Hear me out, women study so hard in schools and colleges and what happens at the end of their studies is they are married off and you are probably saying that’s none of my business rights. Well, at that time felt the need to be the voice of the voiceless as women are sometimes subjected to torture from their husbands when they want to study further due to the ample time they have on their hands because some become housewives. 

The discussion of racism has once again resurfaced, for the umpteenth time and has landed a lot of people in hot water, all because of comments they make and the underlying hate they have for fellow beings.
It is not a joke when people say, social media can either make or break you. Recently, a Miss South African beauty contestant, Model Bianca Schoombee, who was at first a favourite, garnered all the wrong attention overnight after an unknown Twitter user took a deep dive into her Twitter feed where she was commenting on someone’s skin colour and body shaming, mind you these are tweets she made when she was 14-year-old. She is 21-year-old now. 

The tweet unearthed others where she played the race card and made fun of black people. She repetitively posted and then deleted apologies in which she supposedly apologised for “putting it out into the universe than” before adding that she has “grown as a person, this is no longer who I am or what I stand for” by which it was too late and the damage had been done.
What was more disappointing is former classmates coming forth and saying they were subjected to her racist remarks and were traumatised by how a fellow South African could bully them and have such an attitude towards fellow human beings just because of the colour of their skin.

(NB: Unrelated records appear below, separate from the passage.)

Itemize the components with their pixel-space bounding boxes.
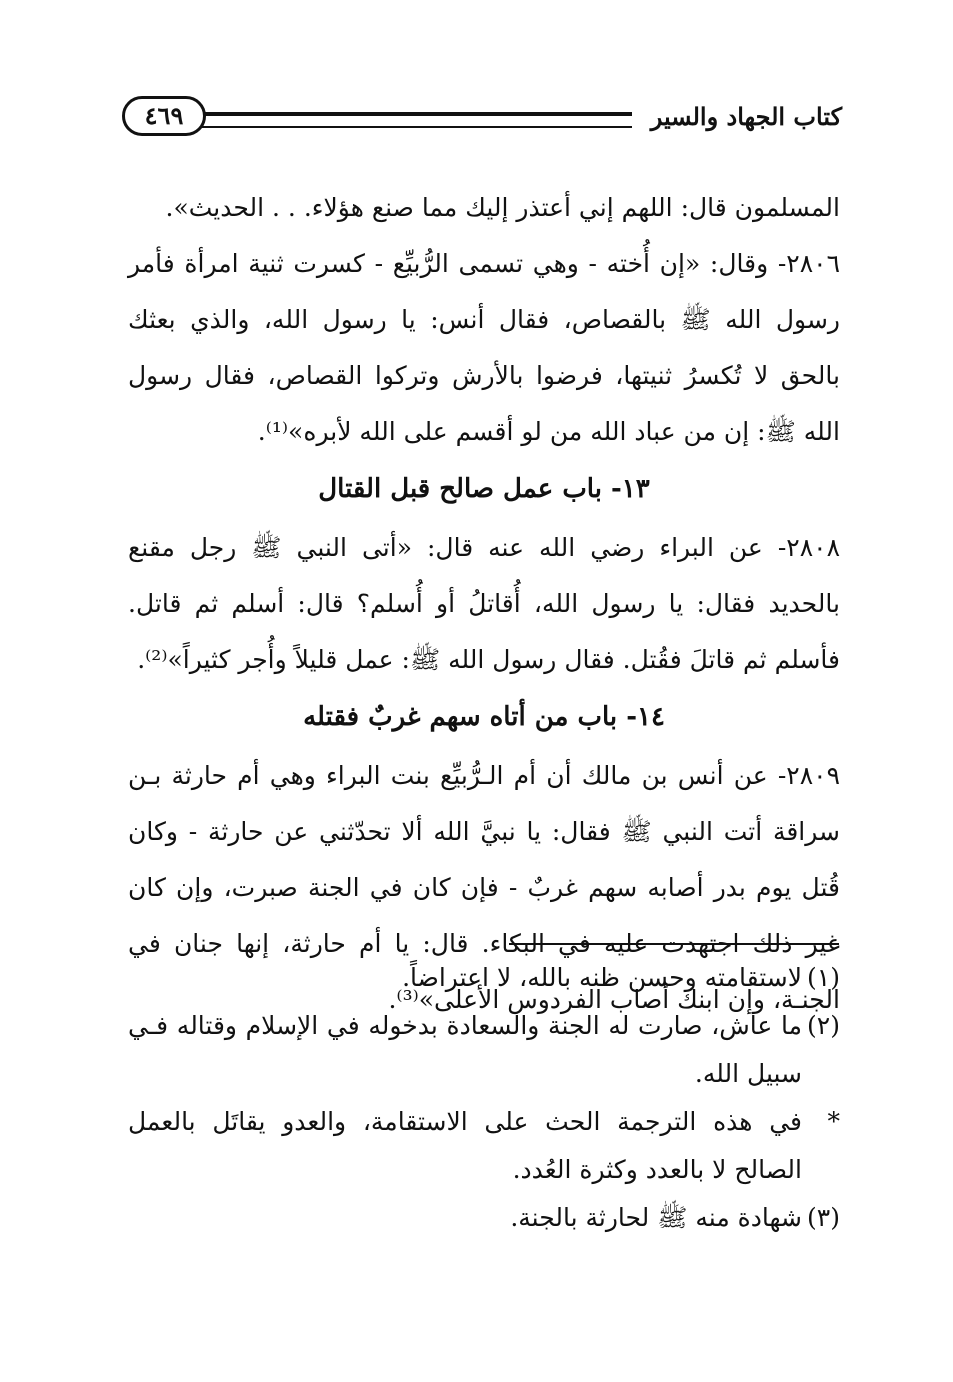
footnote-2 — [128, 1002, 840, 1098]
header-rule — [200, 112, 632, 128]
footnote-text: ما عاش، صارت له الجنة والسعادة بدخوله في الإسلام وقتاله فـي سبيل الله. — [128, 1011, 802, 1088]
main-text — [128, 180, 840, 1028]
footnote-marker: * — [827, 1107, 840, 1136]
page-header — [122, 96, 842, 146]
footnote-text: لاستقامته وحسن ظنه بالله، لا اعتراضاً. — [402, 963, 802, 992]
footnote-marker: (١) — [807, 963, 840, 992]
footnote-3 — [128, 1194, 840, 1242]
paragraph-2805-end: المسلمون قال: اللهم إني أعتذر إليك مما صنع هؤلاء. . . الحديث». — [165, 193, 840, 222]
chapter-heading-13: ١٣- باب عمل صالح قبل القتال — [318, 474, 650, 504]
paragraph-2809: ٢٨٠٩- عن أنس بن مالك أن أم الـرُّبيِّع بنت البراء وهي أم حارثة بـن سراقة أتت النبي ﷺ فقال: يا نبيَّ الله ألا تحدّثني عن حارثة - وكان قُتل يوم بدر أصابه سهم غربٌ - فإن كان في الجنة صبرت، وإن كان غير ذلك اجتهدت عليه في البكاء. قال: يا أم حارثة، إنها جنان في الجنـة، وإن ابنك أصاب الفردوس الأعلى»⁽³⁾. — [128, 761, 840, 1014]
footnote-marker: (٣) — [807, 1203, 840, 1232]
paragraph-2808: ٢٨٠٨- عن البراء رضي الله عنه قال: «أتى النبي ﷺ رجل مقنع بالحديد فقال: يا رسول الله، أُقاتلُ أو أُسلم؟ قال: أسلم ثم قاتل. فأسلم ثم قاتلَ فقُتل. فقال رسول الله ﷺ: عمل قليلاً وأُجر كثيراً»⁽²⁾. — [128, 533, 840, 674]
footnote-separator — [509, 943, 839, 945]
footnote-marker: (٢) — [807, 1011, 840, 1040]
footnote-1 — [128, 954, 840, 1002]
page-number: ٤٦٩ — [122, 96, 206, 136]
chapter-heading-14: ١٤- باب من أتاه سهم غربٌ فقتله — [303, 702, 665, 732]
footnote-text: في هذه الترجمة الحث على الاستقامة، والعدو يقاتَل بالعمل الصالح لا بالعدد وكثرة العُدد. — [128, 1107, 802, 1184]
footnotes — [128, 954, 840, 1242]
footnote-text: شهادة منه ﷺ لحارثة بالجنة. — [510, 1203, 802, 1232]
paragraph-2806: ٢٨٠٦- وقال: «إن أُخته - وهي تسمى الرُّبيِّع - كسرت ثنية امرأة فأمر رسول الله ﷺ بالقصاص، فقال أنس: يا رسول الله، والذي بعثك بالحق لا تُكسرُ ثنيتها، فرضوا بالأرش وتركوا القصاص، فقال رسول الله ﷺ: إن من عباد الله من لو أقسم على الله لأبره»⁽¹⁾. — [128, 249, 840, 446]
footnote-asterisk — [128, 1098, 840, 1194]
running-title: كتاب الجهاد والسير — [650, 102, 842, 131]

Let us get one thing in mind: The internet never forgets. Coming back home to Namibia, the recent racism among many is that of Corien Steenkamp. A teacher from Walvis Bay, who made racially discriminatory words with comments such as civilisation is not made for blacks and that is the reason why infrastructure has been collapsing for the past three decades, probably referring to the leadership here in Namibia.
She posted that all the land belonged to South African Boers (farmers) while displaying the old apartheid-era flag. Steenkamp, who was a grade 4 teaching assistant at the Hillside Christian College, has since been suspended.

The latest discovered tirade is by Sonja Isaacs who insulted President Geingob with derogatory comments like sy stink tr*l, which translates to his smelly penis. She posted this response on someone’s status who inquired of the president was going to address the nation. She also requested an AK-47, box of red wine, a line of two coke for the courage to finish the job. 
Issacs has since cited disappointed with the ruling party, bipolar and red wine as the course of her actions when she uploaded prescriptions of medication from her doctor. Still not an excuse to be racist in such a diverse country.
These are not the first or last individuals to throw racist rants on social media, we will never hear the end of racism remarks. But be very careful with how you conduct yourself on social media. Let’s learn from all this drama and use social media responsibly. Try by all means to safeguard yourself from the cancel culture.